Alternative Treatments for Psychiatric Disorders

Alternative Treatments for Psychiatric Disorders

By |2015-08-24T15:50:52+00:00September 15th, 2002|Comments Off on Alternative Treatments for Psychiatric Disorders

Alternative Treatments for Psychiatric Disorders

September 15, 2002

September 1, 2002 from ObGynNews By Lee S. Cohen, M.D.

A common scenario seen on our consultation service is a woman with an anxiety or mood disorder who is stabilized on a drug and who wants to switch to an alternative medicine during pregnancy or while trying to conceive. The compounds people ask the most about are St. John’s wort, SAMe (S-adenosyl-L-methionine), and omega-3 fatty acids. We also get questions about the use of kava supplements as an alternative treatment for anxiety.

Many women make the intuitive leap that some of these widely used complementary or alternative therapies represent a more “natural” and therefore safer alternative to a more standard pharmacologic treatment during pregnancy or while they are trying to conceive. The problem is that we have very little, if any, reproductive safety data on these natural compounds. Many of these products do not contain just the specific herbal compound, but fillers and other components used for compounding, about which we know very little.

Moreover, efficacy data for many of the herbals are limited. For example, there is still an ongoing debate about the efficacy of St. John’s wort for depression. Although there are no data indicating that it’s dangerous, not much is known about the reproductive safety of hypericum, its active ingredient.

While omega-3 fatty acids are not presumed to be teratogenic, the data supporting their efficacy in patients with bipolar disorder have been based primarily on adjunctive use with other mood-stabilizing medications. There are very little data on monotherapy; even the experience with adjunctive therapy was based on an extremely small sample of people.

Based on these uncertainties, an arbitrary switch to an alternative treatment may represent a failed risk-benefit decision, exposing a pregnant woman to both an unknown reproductive safety risk and an increased risk for relapse. A woman therefore will not be in a much better position regarding safety with one of these products than with a drug for which there are only limited reproductive safety data but which is known to be effective.

The growing array of newer antidepressants and anticonvulsants increases the possibility that more women will be successfully treated, although not much is yet known about their reproductive safety. More is known about the older medications, like lithium and divalproex sodium (Depakote), which are known to be teratogenic.

Some antidepressants, including fluoxetine (Prozac) and the tricyclics, are not teratogenic.

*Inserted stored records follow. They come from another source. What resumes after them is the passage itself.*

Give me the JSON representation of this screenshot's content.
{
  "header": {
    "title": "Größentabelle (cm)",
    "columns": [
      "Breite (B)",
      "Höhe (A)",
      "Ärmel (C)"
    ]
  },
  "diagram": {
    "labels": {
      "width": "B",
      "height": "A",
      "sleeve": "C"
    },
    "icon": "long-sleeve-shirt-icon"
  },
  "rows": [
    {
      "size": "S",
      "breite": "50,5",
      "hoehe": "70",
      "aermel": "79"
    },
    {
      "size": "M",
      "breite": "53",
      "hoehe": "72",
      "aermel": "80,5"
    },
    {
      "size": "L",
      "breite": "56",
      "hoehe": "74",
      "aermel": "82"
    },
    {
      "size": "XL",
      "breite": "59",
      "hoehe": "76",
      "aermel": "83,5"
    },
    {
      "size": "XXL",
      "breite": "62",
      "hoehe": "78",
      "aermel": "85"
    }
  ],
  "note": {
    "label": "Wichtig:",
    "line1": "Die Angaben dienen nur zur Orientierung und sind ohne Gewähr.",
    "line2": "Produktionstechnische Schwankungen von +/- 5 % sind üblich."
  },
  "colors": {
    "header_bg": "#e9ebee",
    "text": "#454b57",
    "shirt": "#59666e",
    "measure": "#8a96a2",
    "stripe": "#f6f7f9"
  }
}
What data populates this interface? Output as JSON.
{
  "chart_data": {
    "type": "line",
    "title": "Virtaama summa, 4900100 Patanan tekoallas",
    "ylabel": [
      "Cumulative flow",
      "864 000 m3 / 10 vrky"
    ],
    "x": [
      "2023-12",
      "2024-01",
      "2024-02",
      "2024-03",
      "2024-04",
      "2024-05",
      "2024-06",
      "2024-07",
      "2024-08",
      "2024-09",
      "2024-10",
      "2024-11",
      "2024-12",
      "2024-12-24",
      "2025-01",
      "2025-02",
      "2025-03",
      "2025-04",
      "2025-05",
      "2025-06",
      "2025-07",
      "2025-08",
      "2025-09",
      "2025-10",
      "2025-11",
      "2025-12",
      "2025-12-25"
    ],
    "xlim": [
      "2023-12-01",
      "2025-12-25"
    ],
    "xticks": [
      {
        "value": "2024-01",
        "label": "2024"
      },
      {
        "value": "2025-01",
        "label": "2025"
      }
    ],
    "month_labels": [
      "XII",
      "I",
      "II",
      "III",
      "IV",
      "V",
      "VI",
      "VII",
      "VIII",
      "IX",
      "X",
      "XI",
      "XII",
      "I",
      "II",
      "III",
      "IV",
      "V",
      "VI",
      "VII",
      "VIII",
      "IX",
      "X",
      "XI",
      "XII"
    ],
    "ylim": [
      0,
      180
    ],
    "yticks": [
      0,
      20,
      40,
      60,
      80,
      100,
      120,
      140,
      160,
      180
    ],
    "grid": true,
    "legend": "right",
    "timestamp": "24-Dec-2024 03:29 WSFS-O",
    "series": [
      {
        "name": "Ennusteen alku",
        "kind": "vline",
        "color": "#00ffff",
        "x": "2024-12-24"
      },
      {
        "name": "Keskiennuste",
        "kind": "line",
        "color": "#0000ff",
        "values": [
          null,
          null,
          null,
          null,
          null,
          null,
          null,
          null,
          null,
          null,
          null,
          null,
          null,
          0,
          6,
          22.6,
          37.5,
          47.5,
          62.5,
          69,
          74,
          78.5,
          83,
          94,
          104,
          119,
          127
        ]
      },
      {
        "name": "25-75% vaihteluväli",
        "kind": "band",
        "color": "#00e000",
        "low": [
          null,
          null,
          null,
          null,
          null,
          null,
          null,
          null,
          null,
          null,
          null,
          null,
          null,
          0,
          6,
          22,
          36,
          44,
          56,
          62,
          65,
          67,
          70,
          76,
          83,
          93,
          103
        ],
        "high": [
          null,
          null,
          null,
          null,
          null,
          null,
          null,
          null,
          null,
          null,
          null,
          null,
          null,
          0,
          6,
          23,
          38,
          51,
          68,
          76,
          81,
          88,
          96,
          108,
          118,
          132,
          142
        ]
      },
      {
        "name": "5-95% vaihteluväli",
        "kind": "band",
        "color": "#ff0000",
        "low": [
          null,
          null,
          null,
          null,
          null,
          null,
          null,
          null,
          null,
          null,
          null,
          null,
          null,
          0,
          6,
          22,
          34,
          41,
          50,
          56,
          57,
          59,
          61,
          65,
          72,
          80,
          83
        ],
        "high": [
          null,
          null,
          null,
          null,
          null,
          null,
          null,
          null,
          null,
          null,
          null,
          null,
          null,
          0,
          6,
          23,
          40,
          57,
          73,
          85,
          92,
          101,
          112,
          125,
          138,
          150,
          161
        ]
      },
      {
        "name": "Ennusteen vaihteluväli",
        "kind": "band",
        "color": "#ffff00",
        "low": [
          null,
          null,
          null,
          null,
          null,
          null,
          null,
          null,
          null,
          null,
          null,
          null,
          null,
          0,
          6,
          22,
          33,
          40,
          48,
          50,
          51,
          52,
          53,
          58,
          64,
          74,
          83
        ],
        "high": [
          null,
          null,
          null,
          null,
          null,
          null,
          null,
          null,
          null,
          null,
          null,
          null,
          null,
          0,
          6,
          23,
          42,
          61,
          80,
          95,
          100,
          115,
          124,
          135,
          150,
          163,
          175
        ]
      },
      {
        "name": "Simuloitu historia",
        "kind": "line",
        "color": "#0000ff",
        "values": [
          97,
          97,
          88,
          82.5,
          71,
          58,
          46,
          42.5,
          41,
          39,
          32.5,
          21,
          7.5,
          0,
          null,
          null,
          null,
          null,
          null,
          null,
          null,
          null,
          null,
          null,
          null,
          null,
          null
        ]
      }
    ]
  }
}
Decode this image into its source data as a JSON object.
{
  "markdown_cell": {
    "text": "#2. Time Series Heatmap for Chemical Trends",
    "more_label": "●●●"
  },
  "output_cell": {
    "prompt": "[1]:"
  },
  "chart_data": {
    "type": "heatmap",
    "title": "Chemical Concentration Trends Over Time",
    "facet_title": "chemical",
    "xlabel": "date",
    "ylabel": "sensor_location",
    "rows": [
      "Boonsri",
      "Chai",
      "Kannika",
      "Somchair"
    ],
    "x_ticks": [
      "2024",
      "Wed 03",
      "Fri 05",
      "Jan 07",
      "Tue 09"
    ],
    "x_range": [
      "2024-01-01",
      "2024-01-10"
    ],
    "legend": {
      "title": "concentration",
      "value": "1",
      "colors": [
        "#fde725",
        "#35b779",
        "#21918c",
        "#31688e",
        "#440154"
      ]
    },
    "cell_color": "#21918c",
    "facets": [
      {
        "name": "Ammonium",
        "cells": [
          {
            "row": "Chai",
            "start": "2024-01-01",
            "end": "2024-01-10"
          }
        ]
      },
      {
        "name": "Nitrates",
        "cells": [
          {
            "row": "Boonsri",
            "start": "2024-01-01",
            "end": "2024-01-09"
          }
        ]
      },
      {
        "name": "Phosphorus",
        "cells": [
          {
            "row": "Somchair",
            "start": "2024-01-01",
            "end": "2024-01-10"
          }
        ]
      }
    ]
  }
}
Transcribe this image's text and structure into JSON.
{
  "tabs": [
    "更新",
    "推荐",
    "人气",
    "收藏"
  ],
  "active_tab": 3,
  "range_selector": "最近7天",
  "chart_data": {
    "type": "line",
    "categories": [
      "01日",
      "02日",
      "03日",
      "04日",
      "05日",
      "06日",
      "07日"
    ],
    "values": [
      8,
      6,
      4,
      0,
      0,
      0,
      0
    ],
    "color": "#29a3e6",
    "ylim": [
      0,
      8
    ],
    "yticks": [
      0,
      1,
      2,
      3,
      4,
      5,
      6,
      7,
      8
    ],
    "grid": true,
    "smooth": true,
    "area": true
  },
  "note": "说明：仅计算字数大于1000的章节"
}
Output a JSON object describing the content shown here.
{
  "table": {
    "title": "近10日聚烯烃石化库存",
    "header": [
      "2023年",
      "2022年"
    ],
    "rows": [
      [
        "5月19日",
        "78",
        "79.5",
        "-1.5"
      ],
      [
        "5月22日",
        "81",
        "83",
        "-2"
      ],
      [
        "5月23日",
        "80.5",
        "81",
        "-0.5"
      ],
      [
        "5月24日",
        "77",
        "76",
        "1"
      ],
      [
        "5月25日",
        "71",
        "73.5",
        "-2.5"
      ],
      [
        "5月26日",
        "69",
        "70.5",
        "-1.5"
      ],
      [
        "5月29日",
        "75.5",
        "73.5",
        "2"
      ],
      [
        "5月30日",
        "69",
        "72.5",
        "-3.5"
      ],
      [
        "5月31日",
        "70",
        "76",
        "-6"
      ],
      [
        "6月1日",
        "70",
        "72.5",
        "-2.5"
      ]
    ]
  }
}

There are neurobehavioral data following children through age 7 years showing no adverse impact of in utero exposure to these agents, but there is still more to be learned about their long-term neurobehavioral effects.

My biggest concern is the risk of relapse in women who switch to an alternative treatment under the presumption that it will invariably work. What has become increasingly clear, however, is that across psychiatric disorders pregnancy is not protective against relapses or onset of new illness, so more patients are being treated with pharmacologic therapies.

A common scenario we see is a woman who has had multiple episodes of major depression and has been treated with multiple antidepressants. She has been stabilized on a selective serotonin reuptake inhibitor like fluoxetine, for which there is a lot of reproductive safety information, or a medicine like mirtazapine, nefazodone, or bupropion, for which we have very little reproductive safety information. This is the type of patient who is at high risk of relapse if she stops taking medication, and many of these patients do relapse.

An untreated mood disorder during pregnancy is not something to discount. There is a growing literature illustrating the impact of untreated depression during pregnancy, including adverse outcomes on perinatal well-being in terms of Apgar scores, birth weight, and other basic neonatal outcomes. The most dramatic example is with bipolar patients who, without proper treatment, may relapse into severe recurrent mania or depression, placing the fetus and mother at increased risk.

As a clinician and a researcher, I appreciate the efforts to identify safe treatments during pregnancy. Unfortunately, the science to support the belief that natural treatments are safer, held by so many women (and some clinicians) who are concerned about prenatal exposure to any psychiatric medicines, is not substantiated.

While we have pregnancy registries for some psychiatric medications and there are animal data on these medications, we may never have such reproductive safety data on some of the naturally occurring compounds, because to date they remain unregulated.

DR. LEE COHEN is a psychiatrist and director of the perinatal psychiatry program at Massachusetts General Hospital, Boston.